I have to admit, I’ve been a little anxious about publishing my first Freedom Project post. For the last week, my thoughts have circled in my mind like hungry-birds, diving recklessly and greedily, hovering over the one question: How to start? Says the teeming flock: “I don’t want to set a precedent that this blog is frivolous/extreme/self-righteous/unserious/too serious.” They cry, fearfully: “I’ve built this all up too much; maybe I should give up; what if I’m NOT serious enough?; What if my friends/family/colleagues/potential employers read the blog and think that I am crazy?”
Then, I realized: this project is supposed to be about freedom, not anxiety. I thought about the reason I wanted to begin this project, which was to commit my self and my soul to a personal quest based in everyday action. I want this project to stem organically from my daily living, and my hope is that the blog and the project will fuel one another through the inspiration of individual action and sharing those actions with like-minded people. I do not want it to be an obligation, a source of stress or any sort of yoke on my already precarious attempts at balancing the personal and public aspects of my life.
While the project may sound like a huge philosophical and spiritual quest, it is essentially about two things: food and community. The real inspiration for this blog is my childhood, where I first learned the significance of these values.
I am very fortunate that I was raised by parents who understood the importance of nourishing their children by cultivating a connection to nature and the people around us. It would be easy to peg my mom as the gardener, and my dad as the people person, but that is far too simple a generalization. I am simply grateful to both of them for doing whatever they needed to do, individually and together, to offer my sisters and I lives that began, just as some of the greatest stories ever told, in an abundant and peaceful garden.
If nothing else in my childhood was harmonious at times, the garden was a place of peace, nourishment and imagination. Up until the age of 12, when circumstances prevented it from continuing as I knew it. The garden has cropped up (excuse the pun) in many manifestations since then, though it has never been quite as glorious.
This project is really, at its heart, an attempt to cultivate peace, nourishment and imagination in my adult life, in my own way. I certainly face different and more substantial obstacles now, so things will go a little bit differently. Ok, a lot differently. First of all, I have to accept that it is up to me to do all of the work. Sure, I will sometimes have the help of family and friends, but if this is going to work, I have to take responsibility for it.
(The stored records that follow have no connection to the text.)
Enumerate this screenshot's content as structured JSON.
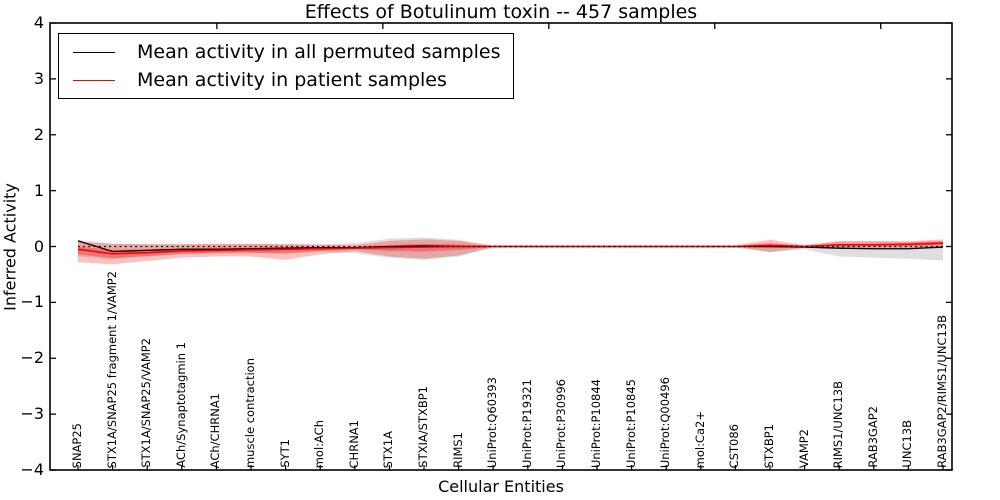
{
  "title": "Effects of Botulinum toxin -- 457 samples",
  "legend": {
    "items": [
      {
        "label": "Mean activity in all permuted samples",
        "color": "#000000"
      },
      {
        "label": "Mean activity in patient samples",
        "color": "#ff0000"
      }
    ]
  },
  "chart_data": {
    "type": "line",
    "title": "Effects of Botulinum toxin -- 457 samples",
    "xlabel": "Cellular Entities",
    "ylabel": "Inferred Activity",
    "ylim": [
      -4,
      4
    ],
    "yticks": [
      4,
      3,
      2,
      1,
      0,
      -1,
      -2,
      -3,
      -4
    ],
    "grid": false,
    "zero_line": true,
    "legend_position": "upper left",
    "categories": [
      "SNAP25",
      "STX1A/SNAP25 fragment 1/VAMP2",
      "STX1A/SNAP25/VAMP2",
      "ACh/Synaptotagmin 1",
      "ACh/CHRNA1",
      "muscle contraction",
      "SYT1",
      "mol:ACh",
      "CHRNA1",
      "STX1A",
      "STXIA/STXBP1",
      "RIMS1",
      "UniProt:Q60393",
      "UniProt:P19321",
      "UniProt:P30996",
      "UniProt:P10844",
      "UniProt:P10845",
      "UniProt:Q00496",
      "mol:Ca2+",
      "CST086",
      "STXBP1",
      "VAMP2",
      "RIMS1/UNC13B",
      "RAB3GAP2",
      "UNC13B",
      "RAB3GAP2/RIMS1/UNC13B"
    ],
    "series": [
      {
        "name": "Mean activity in all permuted samples",
        "color": "#000000",
        "width": 1.3,
        "values": [
          0.1,
          -0.09,
          -0.07,
          -0.05,
          -0.05,
          -0.04,
          -0.03,
          -0.02,
          -0.02,
          0.0,
          0.01,
          0.0,
          0.0,
          0.0,
          0.0,
          0.0,
          0.0,
          0.0,
          0.0,
          0.0,
          0.0,
          -0.01,
          -0.03,
          -0.04,
          -0.04,
          -0.01
        ]
      },
      {
        "name": "Mean activity in patient samples",
        "color": "#ff0000",
        "width": 1.6,
        "values": [
          -0.05,
          -0.13,
          -0.11,
          -0.08,
          -0.07,
          -0.06,
          -0.05,
          -0.04,
          -0.03,
          -0.02,
          -0.01,
          0.0,
          0.0,
          0.0,
          0.0,
          0.0,
          0.0,
          0.0,
          0.0,
          0.0,
          0.02,
          0.0,
          0.03,
          0.03,
          0.04,
          0.06
        ]
      }
    ],
    "bands": [
      {
        "name": "permuted-range-band",
        "color": "#000000",
        "opacity": 0.13,
        "upper": [
          0.12,
          0.05,
          0.04,
          0.04,
          0.04,
          0.04,
          0.05,
          0.04,
          0.06,
          0.14,
          0.16,
          0.12,
          0.0,
          0.0,
          0.0,
          0.0,
          0.0,
          0.0,
          0.0,
          0.0,
          0.05,
          0.03,
          0.1,
          0.1,
          0.09,
          0.1
        ],
        "lower": [
          -0.18,
          -0.22,
          -0.18,
          -0.14,
          -0.13,
          -0.12,
          -0.11,
          -0.09,
          -0.12,
          -0.2,
          -0.24,
          -0.18,
          0.0,
          0.0,
          0.0,
          0.0,
          0.0,
          0.0,
          0.0,
          0.0,
          -0.1,
          -0.05,
          -0.18,
          -0.2,
          -0.22,
          -0.25
        ]
      },
      {
        "name": "patient-range-outer-band",
        "color": "#ff0000",
        "opacity": 0.25,
        "upper": [
          0.08,
          0.05,
          0.04,
          0.04,
          0.05,
          0.05,
          0.04,
          0.03,
          0.02,
          0.1,
          0.13,
          0.1,
          0.02,
          0.02,
          0.02,
          0.02,
          0.02,
          0.02,
          0.02,
          0.02,
          0.12,
          0.02,
          0.09,
          0.09,
          0.09,
          0.13
        ],
        "lower": [
          -0.28,
          -0.32,
          -0.26,
          -0.2,
          -0.18,
          -0.18,
          -0.24,
          -0.14,
          -0.08,
          -0.18,
          -0.22,
          -0.16,
          -0.02,
          -0.02,
          -0.02,
          -0.02,
          -0.02,
          -0.02,
          -0.02,
          -0.02,
          -0.1,
          -0.02,
          -0.04,
          -0.04,
          -0.04,
          -0.03
        ],
        "legend": "Mean activity in patient samples"
      },
      {
        "name": "patient-range-inner-band",
        "color": "#ff0000",
        "opacity": 0.3,
        "upper": [
          0.0,
          -0.06,
          -0.05,
          -0.03,
          -0.02,
          -0.02,
          -0.01,
          -0.01,
          -0.01,
          0.03,
          0.05,
          0.04,
          0.01,
          0.01,
          0.01,
          0.01,
          0.01,
          0.01,
          0.01,
          0.01,
          0.06,
          0.01,
          0.05,
          0.05,
          0.06,
          0.09
        ],
        "lower": [
          -0.14,
          -0.21,
          -0.17,
          -0.13,
          -0.11,
          -0.11,
          -0.13,
          -0.08,
          -0.05,
          -0.08,
          -0.09,
          -0.06,
          -0.01,
          -0.01,
          -0.01,
          -0.01,
          -0.01,
          -0.01,
          -0.01,
          -0.01,
          -0.03,
          -0.01,
          0.0,
          0.0,
          0.01,
          0.02
        ]
      }
    ]
  }
}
The essence of responsibility, I believe, is action.
So, this is where it all begins, with one simple action. I will leave you today with one simple thing, in the spirit of food and community. You may laugh as its simplicity, after such lengthy rambling and time-traveling back to childhood, but here it is:
Today, I am making homemade vegetable stock from leftover vegetable scraps. The vegetables were not (yet) from my own garden. They were purchased from a farm stand on the island where I live. That is the all-important food aspect of this action. Food health and security are essential to my idea of freedom, and you will hear a lot more on these topics in future posts. The community aspect of this action is the source of its inspiration, which is my good friend Tara, a.k.a. springboots. She posted a recipe for this homemade vegetable stock, which she, in turn, inherited from her sister.
I have since made several batches of stock from veggie scraps that would have been thrown away (because I have not yet started my compost in my new abode). Each batch is lovely nourishing dose of nostalgia for recent meals. My last batch was a little bitter from winter veg like cabbage, beets and turnips and lemony from all the lemons we enjoyed over the holidays. It was also pink from the beets! Delightful.
So, as I write this, there is a giant vat of nostalgia steeping on my stovetop, and I am feeling grateful that this one simple action can have the power to remind me of my most important values.